Biddenden Late Harvest Ortega, Kent, England 2018 (£122, biddendenvineyards.com) “One-hundred-and-twenty-two pounds for an English wine?” It’s a question that is easy to imagine arising just as a mouthful of said wine is being sprayed to all corners in incredulous rage: “You what mate?” I’m not going to get too distracted by issues of value or fairness here. Suffice to say once you’ve got beyond a certain threshold (roughly £25) there’s very little logic to wine pricing. Above that, it’s not about quality per se, it’s about reputation, scarcity, image. But that doesn’t mean a wine cannot be worth that much to someone. If the wine has something unique about it, and you happen to have the money and inclination to spend on it, then who am I to judge. I will, however, say that I tasted Biddenden’s Kentish dessert wine, made from their speciality grape variety Ortega, before I knew the price, and found it’s combination of fresh tropical and English apple fruit, electric acidity, silk-sheet texture and endless length very special indeed.

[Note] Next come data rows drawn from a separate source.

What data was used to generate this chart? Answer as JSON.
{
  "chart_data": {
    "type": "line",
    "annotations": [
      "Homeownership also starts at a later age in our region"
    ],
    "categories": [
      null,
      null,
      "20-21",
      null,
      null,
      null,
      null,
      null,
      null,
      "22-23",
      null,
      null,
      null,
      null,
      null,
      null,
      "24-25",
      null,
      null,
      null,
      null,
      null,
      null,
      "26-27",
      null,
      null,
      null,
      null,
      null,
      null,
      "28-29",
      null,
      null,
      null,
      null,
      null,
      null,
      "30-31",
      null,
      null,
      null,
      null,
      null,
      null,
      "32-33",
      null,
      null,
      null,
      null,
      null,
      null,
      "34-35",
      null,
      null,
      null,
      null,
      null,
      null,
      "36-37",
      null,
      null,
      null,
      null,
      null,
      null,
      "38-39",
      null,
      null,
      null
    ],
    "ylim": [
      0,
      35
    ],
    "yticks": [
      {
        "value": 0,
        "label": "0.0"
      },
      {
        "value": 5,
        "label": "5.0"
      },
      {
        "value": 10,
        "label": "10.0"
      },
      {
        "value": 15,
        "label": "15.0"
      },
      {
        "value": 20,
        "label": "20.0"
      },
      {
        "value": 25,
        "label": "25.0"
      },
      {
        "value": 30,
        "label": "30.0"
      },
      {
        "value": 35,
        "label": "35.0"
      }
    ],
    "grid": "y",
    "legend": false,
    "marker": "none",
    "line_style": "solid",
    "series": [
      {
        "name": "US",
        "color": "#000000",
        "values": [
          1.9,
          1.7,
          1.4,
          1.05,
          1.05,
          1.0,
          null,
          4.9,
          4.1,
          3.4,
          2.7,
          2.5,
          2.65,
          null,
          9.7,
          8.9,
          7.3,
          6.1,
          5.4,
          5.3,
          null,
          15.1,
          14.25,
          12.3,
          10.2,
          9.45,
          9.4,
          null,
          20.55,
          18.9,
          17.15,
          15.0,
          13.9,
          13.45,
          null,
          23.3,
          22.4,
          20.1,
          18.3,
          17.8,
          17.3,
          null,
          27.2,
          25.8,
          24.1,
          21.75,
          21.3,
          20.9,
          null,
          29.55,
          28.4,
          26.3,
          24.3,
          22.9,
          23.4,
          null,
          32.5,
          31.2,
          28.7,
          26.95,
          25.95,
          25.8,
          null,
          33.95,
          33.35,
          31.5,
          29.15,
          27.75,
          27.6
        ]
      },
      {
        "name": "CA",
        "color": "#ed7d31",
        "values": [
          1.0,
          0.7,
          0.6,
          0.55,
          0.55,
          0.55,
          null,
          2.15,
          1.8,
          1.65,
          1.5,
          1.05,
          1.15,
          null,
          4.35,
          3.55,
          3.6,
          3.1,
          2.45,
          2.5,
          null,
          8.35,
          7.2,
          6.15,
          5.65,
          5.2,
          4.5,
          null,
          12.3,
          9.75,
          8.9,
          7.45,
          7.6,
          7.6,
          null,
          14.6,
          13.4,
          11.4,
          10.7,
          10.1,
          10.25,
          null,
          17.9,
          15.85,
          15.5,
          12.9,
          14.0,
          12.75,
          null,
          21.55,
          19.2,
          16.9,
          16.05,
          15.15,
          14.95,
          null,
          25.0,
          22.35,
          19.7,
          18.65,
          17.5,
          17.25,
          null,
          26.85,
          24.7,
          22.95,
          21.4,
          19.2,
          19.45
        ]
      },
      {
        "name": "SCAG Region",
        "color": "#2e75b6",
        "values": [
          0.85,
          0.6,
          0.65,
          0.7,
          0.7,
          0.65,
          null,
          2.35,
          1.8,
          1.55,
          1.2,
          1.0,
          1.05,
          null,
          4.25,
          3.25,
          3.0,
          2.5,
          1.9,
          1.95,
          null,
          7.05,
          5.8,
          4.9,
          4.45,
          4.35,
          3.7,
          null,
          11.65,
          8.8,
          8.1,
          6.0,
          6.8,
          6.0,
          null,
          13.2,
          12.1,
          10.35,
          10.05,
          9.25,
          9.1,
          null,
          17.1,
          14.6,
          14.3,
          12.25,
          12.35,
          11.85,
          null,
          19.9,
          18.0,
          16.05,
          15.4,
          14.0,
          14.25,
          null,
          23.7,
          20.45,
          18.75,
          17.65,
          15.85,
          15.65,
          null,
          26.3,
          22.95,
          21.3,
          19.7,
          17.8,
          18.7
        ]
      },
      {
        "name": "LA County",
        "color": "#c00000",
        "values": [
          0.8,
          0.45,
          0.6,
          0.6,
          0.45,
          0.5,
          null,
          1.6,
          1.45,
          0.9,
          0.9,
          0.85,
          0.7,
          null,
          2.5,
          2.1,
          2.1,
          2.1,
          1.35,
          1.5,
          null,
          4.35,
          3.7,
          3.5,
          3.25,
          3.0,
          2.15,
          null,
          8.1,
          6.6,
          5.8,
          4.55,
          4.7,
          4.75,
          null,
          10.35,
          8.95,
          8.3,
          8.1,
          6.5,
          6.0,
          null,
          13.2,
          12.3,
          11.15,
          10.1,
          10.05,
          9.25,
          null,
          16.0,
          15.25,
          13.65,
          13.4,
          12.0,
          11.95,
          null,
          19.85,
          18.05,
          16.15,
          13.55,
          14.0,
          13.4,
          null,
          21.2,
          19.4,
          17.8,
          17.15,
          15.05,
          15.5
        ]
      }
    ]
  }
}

Weingut Joh Jos. Prüm Wehlener Sonnenuhr Kabinett, Mosel, Germany 2018 (from £26.95, corneyandbarrow.com; bbr.com; howardripley.com) Part of the Biddenden Ortega’s attraction for me is that it provides some evidence to support a long-held conviction of mine: that the UK has even greater potential for relatively delicate (the Biddenden has just 10% alcohol) sweet wines in a German style than it does for champagne-alikes. Given that the sparkling wine category is one of the most popular and fastest growing all over the world, and that sweet wine sales have been declining for years, I can understand why most ambitious English winemakers are sticking to the fizz. All the same, if I were to start my own English venture I would be sorely tempted to adapt a German model, planting riesling, and aiming to take advantage of the cool English climate to create wines with the filigree detail, steel-thread acidity, and cushion of sweet exotic fruit that you find in a classic old school, semi-sweet kabinett riesling from the Mosel Valley such as Weingut Joh Jos. Prüm’s.
Booths Sauternes, Bordeaux, France 2017 (£14.50, 37.5cl, booths.co.uk) Another underrated and it seems to me seldom-drunk great sweet wine style is the one made from a blend of the semillon and sauvignon blanc grape varieties in Bordeaux’s Sauternes sub-region. This is sweet wine in a much richer, thicker, more golden and viscous style than Biddenden’s ortega or Prüm’s riesling kabinett. It’s an example of a widespread art of dessert winemaking that depends on the development of so-called noble rot, or Botrytis cinerea, a fungus that grows on the grapes, concentrating the sugars and flavours and acidity in the grapes. The results can be glorious, with notes of marmalade and toffee and cystallised fruits – all of which are found in the benchmark example stocked by the smart northern supermarket Booths; in the flat-out gorgeous, incredible value, multi-vintage blend Ulysse Sauternes (£9.95, 37.5cl, thewinesociety.com); and, with slightly less intensity but still working very well with blue cheese and even the sweetest desserts, Tesco Finest Sauternes 2018 (£12, 37.5cl).